Le respect du code de travail est obligatoire pour l’ordonnateur et la société. Il faut prendre le moins disant mais tout en prenant en considération les charges dont le SMIG. Le marché d’il y a trois ans a suscité une polémique car l’académie de Rabat a retenu le mieux disant au lieu du moins disant. Mais, il est clair que c’est le mieux disant qui octroie le SMIG aux agents de sécurité recrutés. Au niveau de l’académie, les auxiliaires de gardiennage touche actuellement 2300 DH sur la base de l’ancien SMIG. Lors de l’adjudication du marché, un différend nous a opposé avec le contrôleur d’Etat. On a recouru à l’arbitrage. Le ministre des finances Mohammed Boussaid a ordonné le visa du marché car on a respecté le code du travail.

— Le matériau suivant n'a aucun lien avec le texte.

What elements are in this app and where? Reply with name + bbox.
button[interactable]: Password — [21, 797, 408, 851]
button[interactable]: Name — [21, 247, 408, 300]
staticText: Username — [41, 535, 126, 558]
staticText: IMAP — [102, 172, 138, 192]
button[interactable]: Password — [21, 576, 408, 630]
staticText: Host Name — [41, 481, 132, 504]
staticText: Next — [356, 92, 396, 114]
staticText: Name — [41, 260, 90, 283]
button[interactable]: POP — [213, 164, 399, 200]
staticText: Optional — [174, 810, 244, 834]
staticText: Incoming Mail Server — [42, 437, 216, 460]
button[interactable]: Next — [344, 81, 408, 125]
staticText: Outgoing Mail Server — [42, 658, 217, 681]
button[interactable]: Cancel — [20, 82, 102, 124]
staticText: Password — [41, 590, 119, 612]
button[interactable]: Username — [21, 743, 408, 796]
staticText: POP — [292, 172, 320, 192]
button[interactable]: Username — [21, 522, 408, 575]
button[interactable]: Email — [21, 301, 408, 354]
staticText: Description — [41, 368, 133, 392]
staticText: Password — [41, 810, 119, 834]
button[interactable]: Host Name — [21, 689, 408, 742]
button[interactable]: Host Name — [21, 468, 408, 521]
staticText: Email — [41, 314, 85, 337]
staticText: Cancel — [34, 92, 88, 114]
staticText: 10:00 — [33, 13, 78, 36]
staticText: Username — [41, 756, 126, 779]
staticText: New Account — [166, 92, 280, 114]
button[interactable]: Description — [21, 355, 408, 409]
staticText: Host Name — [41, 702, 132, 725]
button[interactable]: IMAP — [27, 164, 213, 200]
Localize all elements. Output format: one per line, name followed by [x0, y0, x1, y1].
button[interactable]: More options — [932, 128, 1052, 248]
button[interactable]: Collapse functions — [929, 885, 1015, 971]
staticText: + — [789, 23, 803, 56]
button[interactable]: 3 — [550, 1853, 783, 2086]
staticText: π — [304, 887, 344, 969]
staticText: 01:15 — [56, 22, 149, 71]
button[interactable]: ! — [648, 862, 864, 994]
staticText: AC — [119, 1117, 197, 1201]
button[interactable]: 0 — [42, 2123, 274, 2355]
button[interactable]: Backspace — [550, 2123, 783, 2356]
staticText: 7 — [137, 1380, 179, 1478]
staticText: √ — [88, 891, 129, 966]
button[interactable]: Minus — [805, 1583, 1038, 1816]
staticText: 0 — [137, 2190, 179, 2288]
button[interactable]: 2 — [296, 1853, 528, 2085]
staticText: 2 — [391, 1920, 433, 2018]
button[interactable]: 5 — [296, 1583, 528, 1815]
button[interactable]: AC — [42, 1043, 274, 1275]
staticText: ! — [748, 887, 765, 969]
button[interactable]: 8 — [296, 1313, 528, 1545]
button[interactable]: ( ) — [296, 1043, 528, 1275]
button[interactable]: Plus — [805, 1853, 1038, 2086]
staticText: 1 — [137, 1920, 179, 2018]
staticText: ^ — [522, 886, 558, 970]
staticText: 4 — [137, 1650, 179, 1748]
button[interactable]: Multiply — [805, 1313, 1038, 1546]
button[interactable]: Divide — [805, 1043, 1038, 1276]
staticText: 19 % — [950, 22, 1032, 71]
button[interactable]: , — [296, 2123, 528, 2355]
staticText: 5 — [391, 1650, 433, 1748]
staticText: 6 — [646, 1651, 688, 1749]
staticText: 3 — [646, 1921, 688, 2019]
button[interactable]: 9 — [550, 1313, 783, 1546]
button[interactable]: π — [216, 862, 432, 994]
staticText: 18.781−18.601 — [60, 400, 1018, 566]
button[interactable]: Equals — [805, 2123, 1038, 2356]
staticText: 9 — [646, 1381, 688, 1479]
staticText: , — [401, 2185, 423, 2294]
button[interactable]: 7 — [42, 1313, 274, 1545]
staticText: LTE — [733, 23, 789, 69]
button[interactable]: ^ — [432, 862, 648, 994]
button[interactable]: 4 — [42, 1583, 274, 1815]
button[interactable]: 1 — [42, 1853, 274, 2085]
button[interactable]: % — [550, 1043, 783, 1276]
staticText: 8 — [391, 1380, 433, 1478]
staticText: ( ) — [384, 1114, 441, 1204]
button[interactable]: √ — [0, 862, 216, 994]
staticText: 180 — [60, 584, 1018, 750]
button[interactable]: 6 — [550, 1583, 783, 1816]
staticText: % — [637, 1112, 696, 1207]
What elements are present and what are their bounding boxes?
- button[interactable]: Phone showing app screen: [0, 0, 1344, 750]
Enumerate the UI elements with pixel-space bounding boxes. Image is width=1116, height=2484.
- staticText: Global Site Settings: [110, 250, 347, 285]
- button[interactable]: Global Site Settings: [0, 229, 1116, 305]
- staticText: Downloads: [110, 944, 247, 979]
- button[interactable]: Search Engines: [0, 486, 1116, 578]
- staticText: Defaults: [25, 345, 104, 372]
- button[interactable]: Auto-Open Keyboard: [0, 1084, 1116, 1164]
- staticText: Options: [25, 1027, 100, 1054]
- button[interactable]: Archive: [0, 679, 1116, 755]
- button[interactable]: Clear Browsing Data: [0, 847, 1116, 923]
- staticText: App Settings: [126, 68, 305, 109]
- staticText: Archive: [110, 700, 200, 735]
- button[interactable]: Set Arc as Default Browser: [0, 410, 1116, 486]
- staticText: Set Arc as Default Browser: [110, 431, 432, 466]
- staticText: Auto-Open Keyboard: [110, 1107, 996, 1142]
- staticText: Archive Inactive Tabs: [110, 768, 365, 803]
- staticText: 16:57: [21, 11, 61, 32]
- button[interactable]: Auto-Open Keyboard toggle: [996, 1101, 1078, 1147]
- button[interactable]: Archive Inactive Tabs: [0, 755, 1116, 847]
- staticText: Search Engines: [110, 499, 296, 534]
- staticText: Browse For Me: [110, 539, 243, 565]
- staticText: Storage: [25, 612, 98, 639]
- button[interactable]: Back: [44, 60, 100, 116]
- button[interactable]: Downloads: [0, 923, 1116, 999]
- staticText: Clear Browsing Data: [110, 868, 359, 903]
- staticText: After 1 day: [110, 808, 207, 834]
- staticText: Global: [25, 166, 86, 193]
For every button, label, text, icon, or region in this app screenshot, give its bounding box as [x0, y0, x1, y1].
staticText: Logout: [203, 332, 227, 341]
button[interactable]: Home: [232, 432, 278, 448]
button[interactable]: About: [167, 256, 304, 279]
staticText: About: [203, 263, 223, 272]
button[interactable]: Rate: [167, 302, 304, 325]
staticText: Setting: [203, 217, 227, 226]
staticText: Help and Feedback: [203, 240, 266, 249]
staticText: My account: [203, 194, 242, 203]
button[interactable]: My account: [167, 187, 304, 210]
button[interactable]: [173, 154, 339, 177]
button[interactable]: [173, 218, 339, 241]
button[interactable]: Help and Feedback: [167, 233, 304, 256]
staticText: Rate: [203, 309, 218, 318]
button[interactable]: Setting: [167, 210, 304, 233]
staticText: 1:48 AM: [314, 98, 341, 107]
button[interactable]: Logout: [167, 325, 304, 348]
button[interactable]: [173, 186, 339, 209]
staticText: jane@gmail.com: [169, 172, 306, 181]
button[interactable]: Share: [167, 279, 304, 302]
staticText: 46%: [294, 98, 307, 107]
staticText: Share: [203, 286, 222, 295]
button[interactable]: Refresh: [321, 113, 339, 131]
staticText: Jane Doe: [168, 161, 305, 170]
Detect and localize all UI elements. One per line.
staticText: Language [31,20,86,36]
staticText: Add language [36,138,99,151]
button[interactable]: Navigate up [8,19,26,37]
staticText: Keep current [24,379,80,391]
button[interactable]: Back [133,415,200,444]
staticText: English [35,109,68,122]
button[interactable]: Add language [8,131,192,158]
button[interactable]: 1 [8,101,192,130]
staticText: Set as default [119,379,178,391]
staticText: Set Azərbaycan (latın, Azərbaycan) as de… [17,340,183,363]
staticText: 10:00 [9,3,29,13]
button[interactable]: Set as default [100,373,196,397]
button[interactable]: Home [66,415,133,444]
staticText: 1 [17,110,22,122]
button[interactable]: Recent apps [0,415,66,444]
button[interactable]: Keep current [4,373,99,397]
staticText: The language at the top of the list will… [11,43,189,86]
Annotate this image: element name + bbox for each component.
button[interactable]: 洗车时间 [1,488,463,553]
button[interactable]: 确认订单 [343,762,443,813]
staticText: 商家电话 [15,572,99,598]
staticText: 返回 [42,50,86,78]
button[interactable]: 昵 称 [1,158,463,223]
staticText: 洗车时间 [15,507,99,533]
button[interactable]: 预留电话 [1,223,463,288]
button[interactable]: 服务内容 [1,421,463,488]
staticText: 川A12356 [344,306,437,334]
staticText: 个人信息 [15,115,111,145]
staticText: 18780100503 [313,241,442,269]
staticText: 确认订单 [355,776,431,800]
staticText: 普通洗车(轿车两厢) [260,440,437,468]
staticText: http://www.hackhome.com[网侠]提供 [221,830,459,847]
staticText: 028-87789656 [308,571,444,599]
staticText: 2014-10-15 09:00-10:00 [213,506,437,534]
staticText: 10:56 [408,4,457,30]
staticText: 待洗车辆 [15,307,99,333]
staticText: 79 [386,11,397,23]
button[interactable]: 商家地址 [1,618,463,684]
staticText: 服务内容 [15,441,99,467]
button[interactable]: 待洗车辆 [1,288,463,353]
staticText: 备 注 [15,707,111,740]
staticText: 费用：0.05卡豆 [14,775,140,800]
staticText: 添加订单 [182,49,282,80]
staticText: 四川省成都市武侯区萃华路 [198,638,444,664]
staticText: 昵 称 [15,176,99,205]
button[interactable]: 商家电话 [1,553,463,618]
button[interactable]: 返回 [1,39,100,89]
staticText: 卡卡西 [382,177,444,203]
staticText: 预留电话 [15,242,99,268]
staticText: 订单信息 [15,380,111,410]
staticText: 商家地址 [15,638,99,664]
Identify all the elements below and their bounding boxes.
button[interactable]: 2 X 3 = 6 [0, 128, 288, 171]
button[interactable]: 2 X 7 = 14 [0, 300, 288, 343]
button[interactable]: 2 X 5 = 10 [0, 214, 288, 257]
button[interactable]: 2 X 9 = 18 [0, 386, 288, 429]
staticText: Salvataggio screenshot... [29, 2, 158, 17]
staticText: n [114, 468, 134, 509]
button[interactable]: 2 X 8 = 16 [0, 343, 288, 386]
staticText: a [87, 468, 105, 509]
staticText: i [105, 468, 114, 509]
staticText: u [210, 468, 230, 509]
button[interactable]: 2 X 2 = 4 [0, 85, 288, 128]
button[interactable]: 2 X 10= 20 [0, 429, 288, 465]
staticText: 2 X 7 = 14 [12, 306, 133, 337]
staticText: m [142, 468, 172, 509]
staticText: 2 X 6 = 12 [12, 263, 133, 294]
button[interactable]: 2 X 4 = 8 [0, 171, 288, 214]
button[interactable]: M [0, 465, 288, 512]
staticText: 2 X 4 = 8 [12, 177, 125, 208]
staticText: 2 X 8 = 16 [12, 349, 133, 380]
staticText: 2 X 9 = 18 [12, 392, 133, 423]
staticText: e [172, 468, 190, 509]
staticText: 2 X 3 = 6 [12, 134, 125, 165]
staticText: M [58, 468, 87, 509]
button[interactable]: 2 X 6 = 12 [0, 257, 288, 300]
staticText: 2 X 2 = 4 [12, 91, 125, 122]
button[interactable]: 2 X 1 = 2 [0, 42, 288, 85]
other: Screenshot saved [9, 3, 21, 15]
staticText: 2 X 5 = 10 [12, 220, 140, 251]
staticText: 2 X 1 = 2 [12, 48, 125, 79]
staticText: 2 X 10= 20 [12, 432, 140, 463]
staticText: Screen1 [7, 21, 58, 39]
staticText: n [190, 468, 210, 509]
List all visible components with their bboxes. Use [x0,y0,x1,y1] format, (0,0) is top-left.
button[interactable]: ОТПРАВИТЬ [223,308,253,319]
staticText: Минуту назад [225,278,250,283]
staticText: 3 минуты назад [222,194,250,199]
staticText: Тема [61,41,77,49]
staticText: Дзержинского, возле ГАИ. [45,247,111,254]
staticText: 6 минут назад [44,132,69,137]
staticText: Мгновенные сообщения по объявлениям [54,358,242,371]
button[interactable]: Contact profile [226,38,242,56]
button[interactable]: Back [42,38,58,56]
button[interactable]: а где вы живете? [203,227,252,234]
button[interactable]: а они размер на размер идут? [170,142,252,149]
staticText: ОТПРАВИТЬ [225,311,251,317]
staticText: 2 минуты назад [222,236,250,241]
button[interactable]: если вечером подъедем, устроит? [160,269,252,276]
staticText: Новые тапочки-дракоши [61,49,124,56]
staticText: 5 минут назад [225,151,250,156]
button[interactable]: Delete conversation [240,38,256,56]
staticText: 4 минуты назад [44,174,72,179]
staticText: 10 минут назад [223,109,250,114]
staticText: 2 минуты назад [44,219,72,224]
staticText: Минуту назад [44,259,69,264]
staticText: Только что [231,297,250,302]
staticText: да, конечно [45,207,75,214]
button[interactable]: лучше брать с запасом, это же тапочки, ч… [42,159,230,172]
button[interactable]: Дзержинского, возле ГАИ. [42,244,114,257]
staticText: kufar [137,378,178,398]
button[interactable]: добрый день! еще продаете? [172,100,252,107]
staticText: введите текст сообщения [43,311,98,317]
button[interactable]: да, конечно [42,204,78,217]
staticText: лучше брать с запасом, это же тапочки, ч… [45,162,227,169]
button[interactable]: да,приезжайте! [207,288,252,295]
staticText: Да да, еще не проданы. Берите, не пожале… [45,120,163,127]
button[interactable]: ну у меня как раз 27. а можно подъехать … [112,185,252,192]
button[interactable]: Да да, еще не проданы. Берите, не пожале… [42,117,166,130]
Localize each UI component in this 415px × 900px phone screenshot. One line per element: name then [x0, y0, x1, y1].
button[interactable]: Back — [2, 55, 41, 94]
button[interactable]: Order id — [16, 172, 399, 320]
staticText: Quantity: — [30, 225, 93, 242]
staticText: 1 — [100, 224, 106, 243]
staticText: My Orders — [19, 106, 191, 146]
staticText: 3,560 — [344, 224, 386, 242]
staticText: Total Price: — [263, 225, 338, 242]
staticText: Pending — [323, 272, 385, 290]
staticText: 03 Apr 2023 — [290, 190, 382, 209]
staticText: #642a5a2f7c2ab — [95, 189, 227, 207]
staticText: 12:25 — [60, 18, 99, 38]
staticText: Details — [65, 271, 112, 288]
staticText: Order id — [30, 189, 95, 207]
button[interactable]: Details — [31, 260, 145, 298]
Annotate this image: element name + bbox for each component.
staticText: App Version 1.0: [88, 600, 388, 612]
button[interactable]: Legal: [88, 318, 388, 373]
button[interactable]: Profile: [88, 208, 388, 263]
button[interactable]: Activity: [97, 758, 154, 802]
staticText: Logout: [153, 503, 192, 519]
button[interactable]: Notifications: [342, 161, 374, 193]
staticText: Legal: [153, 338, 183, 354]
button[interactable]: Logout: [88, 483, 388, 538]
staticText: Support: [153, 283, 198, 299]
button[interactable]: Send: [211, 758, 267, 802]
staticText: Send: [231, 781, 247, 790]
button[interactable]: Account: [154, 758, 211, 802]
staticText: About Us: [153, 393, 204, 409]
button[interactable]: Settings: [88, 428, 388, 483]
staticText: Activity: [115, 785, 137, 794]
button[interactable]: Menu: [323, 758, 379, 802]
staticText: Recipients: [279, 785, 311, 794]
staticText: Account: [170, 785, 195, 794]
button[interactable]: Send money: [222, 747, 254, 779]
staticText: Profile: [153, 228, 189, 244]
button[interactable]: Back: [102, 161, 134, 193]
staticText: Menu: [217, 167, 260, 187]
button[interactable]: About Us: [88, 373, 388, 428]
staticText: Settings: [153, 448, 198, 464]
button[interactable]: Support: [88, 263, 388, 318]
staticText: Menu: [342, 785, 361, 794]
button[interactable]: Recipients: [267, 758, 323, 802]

Qu’est ce qui a changé dans la gestion après la mise en place du nouveau cadre de régionalisation ?
La fusion entre académies est dictée par la nécessité d’adaptation au nouveau découpage régional. Nous sommes l’unique région qui a connu la fusion de deux régions. La mise en œuvre de la nouvelle configuration m’a permis de comprendre la profonde philosophie de la régionalisation qui tend à faire bénéficier les régions les moins développées de la richesse nationale. S’agissant de notre cas, l’ancienne région de Rabat était privilégiée car il s’agit de la capitale. Tous les indicateurs étaient élevés dans cette région contrairement à ceux du Gharb. Grâce à la fusion, les moyens ont été partagés. Rabat a tiré vers le haut l’ancienne région du Gharb dont le taux de réussite s’est amélioré. Plusieurs indicateurs ont été aussi boostés comme celui la lutte contre la déperdition scolaire. Certes, les indicateurs élevés de Rabat ont légèrement baissé. Mais, c’est une conséquence normale de la nouvelle configuration car il s’agit d’établir la moyenne de toute la région.